Me incomoda a manifestação de orgulho da ignorância. Lembro quando morreu o cantor Cristiano Araújo. Era conhecido por milhões de pessoas. Outros tantos milhões, incluindo eu, não o conheciam. Não sou exatamente um fã de música sertaneja. Mas não posso sentir orgulho de não conhecer alguém. E não faltaram aqueles que fizeram questão de dizer que não sabiam quem era. Outro dia, vi um influenciador reagindo a um coach mirim. O pequeno questionava a razão de aprender sobre Aristóteles, dizia que não tinha utilidade. Fazia o mesmo discurso sobre a Segunda Guerra. Da mesma maneira que alguns manifestam orgulho de não conhecer algo, também me parece mais frequente este raciocínio utilitarista sobre o conhecimento.
Confesso que hoje tive uma pequena crise existencial com isso. Resolvi estudar e trabalhar com Jornalismo por acreditar que a informação é uma ferramenta importante de transformação e que tendo conhecimento, as pessoas podem fazer escolhas melhores e corrigir situações em desalinho. No entanto, resolvi tensionar esta minha lógica. E se eu fizer coro a quem diz que a Terra é plana? Na prática, que diferença faz? Alguém de fato é mais feliz por ter conhecimento ou a ignorância é realmente uma benção?
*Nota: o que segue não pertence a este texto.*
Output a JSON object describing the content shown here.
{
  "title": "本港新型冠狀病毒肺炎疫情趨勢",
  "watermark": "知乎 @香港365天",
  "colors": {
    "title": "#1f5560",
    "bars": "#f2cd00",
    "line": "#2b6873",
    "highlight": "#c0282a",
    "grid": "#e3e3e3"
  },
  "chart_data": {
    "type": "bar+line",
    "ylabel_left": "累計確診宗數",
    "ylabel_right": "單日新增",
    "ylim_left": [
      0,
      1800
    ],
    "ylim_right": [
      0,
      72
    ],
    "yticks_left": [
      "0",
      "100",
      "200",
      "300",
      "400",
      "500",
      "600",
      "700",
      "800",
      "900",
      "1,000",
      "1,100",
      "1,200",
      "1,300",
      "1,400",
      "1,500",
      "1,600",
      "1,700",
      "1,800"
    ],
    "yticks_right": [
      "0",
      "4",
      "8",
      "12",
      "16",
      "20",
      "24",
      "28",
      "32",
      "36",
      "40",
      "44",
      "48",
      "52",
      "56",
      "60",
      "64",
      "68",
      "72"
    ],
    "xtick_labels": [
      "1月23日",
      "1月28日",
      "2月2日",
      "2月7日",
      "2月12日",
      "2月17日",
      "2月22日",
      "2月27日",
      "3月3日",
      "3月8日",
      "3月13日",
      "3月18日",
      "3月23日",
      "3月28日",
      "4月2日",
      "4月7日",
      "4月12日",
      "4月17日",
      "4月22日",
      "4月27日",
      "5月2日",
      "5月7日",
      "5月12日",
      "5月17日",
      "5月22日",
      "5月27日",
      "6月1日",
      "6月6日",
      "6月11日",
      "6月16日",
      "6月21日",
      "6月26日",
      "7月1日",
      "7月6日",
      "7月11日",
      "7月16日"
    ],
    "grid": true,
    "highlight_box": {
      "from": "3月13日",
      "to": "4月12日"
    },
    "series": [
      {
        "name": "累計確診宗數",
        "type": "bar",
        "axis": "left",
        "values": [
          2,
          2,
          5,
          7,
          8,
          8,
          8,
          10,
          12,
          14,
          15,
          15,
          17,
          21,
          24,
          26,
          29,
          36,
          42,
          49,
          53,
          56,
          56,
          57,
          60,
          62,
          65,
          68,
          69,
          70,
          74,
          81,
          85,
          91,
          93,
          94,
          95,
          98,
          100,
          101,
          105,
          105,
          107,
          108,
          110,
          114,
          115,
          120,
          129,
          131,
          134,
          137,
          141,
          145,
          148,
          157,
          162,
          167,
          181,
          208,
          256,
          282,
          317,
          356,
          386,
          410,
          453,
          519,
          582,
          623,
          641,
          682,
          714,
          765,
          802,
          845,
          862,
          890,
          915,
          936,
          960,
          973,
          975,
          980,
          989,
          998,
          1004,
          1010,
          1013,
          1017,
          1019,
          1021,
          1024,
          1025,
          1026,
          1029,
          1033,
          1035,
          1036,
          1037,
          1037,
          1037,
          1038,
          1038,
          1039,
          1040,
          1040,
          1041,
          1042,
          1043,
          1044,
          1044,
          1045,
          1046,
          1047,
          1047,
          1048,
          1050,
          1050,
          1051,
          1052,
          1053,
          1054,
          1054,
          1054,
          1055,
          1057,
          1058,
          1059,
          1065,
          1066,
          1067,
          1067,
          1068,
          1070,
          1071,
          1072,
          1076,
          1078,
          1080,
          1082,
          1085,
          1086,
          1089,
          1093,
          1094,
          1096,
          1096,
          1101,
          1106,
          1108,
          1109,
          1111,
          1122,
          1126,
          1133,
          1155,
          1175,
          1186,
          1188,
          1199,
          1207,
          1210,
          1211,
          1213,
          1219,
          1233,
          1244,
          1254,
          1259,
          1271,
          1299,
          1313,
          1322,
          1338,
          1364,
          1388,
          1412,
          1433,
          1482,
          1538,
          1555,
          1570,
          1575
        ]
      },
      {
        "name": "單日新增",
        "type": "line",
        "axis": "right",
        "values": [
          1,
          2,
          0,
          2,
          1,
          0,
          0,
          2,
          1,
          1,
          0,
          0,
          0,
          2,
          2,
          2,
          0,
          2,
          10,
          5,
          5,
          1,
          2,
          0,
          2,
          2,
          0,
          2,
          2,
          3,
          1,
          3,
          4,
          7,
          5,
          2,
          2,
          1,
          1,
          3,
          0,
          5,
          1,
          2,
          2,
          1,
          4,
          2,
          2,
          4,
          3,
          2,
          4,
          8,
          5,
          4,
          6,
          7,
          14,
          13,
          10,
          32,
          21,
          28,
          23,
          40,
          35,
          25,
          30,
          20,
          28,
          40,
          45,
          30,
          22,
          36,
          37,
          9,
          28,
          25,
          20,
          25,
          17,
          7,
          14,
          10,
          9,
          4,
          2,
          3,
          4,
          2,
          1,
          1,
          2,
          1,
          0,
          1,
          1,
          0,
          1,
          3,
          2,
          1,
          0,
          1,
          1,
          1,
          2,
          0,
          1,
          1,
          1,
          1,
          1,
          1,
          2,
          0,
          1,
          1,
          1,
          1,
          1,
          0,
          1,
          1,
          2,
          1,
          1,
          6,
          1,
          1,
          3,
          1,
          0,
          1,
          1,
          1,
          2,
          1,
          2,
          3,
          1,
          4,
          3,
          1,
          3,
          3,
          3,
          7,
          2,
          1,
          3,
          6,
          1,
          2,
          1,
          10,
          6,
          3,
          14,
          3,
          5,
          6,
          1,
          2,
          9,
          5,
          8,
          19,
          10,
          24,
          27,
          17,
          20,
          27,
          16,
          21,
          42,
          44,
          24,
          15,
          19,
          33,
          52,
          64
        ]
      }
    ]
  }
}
Não quero ser pretensioso aqui e trazer um emblasto capaz de aliviar a melancolia. Apenas, utilizo este espaço para compartilhar alguns questionamentos e pensamentos que tive.
O Restaurante no Fim do Universo é o segundo livro da série do Guia do Mochileiro das Galaxias. No texto, somos apresentados ao planeta florestal Oglaroon, que tem toda a sua população inteligente vivendo no interior de uma árvore. “Dentro de tal árvore nascem, vivem, apaixonam-se, entalham em sua casca minúsculos artigos especulando sobre o sentido da vida, a futilidade da morte e a importância do controle de natalidade, combatem em algumas guerras de pequena importância, e eventualmente morrem pendurados sob as ramagens de alguns dos galhos exteriores mais inacessíveis”. Eles são felizes, ignorando toda a vastidão do universo.
Na mesma obra, também conhecemos oVórtice de Perspectiva Total, considerado “a mais selvagem das torturas psíquicas a que se pode submeter um ser consciente”. Mas o que poderia ser tão terrível? O livro explica: “quando você é posto no Vórtice você tem um vislumbre momentâneo de toda a inimaginável infinidade da criação, e em algum lugar, um marcador minúsculo, um ponto microscópico sobre um ponto microscópico, dizendo “Você está aqui”.
A ignorância do povo de Oglaroon é contraposta à dilacerante angústia do conhecimento sobre o tamanho do Universo e, por consequência, à insignificância do ser. Ok, deixando Douglas Adams de lado, o que me questionei foi o quanto a ignorância não é capaz de tornar alguém mais feliz? O quanto a busca pelo conhecimento não é, na verdade, um exercício de autoflagelo? Se Winston Smith não se preocupasse em conhecer a Irmandade, ele teria uma vida medíocre, porém tranquila e, talvez até feliz, acreditando no Grande Irmão?
Casualmente, foi em Aristóteles, filósofo execrado no início deste diálogo, por um influenciador ainda criança quem trouxe as primeiras respostas que encontrei e me mostrou que este questionamento pode carregar uma armadilha. Para o grego, a felicidade está diretamente ligada à busca pelo conhecimento. Ele compreendia que a verdadeira felicidade não estava apenas em sentir prazer, mas na vivência de acordo com a virtude e a razão.
Considerando que os humanos são seres racionais, usar a razão e buscar o conhecimento são ações essenciais para entender o mundo e compreender a si mesmo, de modo a tomar decisões mais sábias.
Outra pessoa que se propôs a discutir a felicidade foi o fundador do Movimento Escoteiro, Baden-Powell. “O melhor meio para alcançar a felicidade é contribuir para a felicidade dos outros”. Unindo os dois pensamento, confesso que senti um pouco da dúvida se dissipando. Se a felicidade está ligada à busca pelo conhecimento e também à contribuição para a felicidade alheia, faz total sentido seguir lutando para a disseminação da informação.
Faz todo o sentido a batalha, aparentemente ingrata, travada pelos professores, que comemoram seu dia ontem, para construir o conhecimento, mesmo tendo que desmentir bobagens jogadas às toneladas na cara de todos. Aos meus amigos, ainda que atrasado, fica o meu abraço pelo Dia do Professor.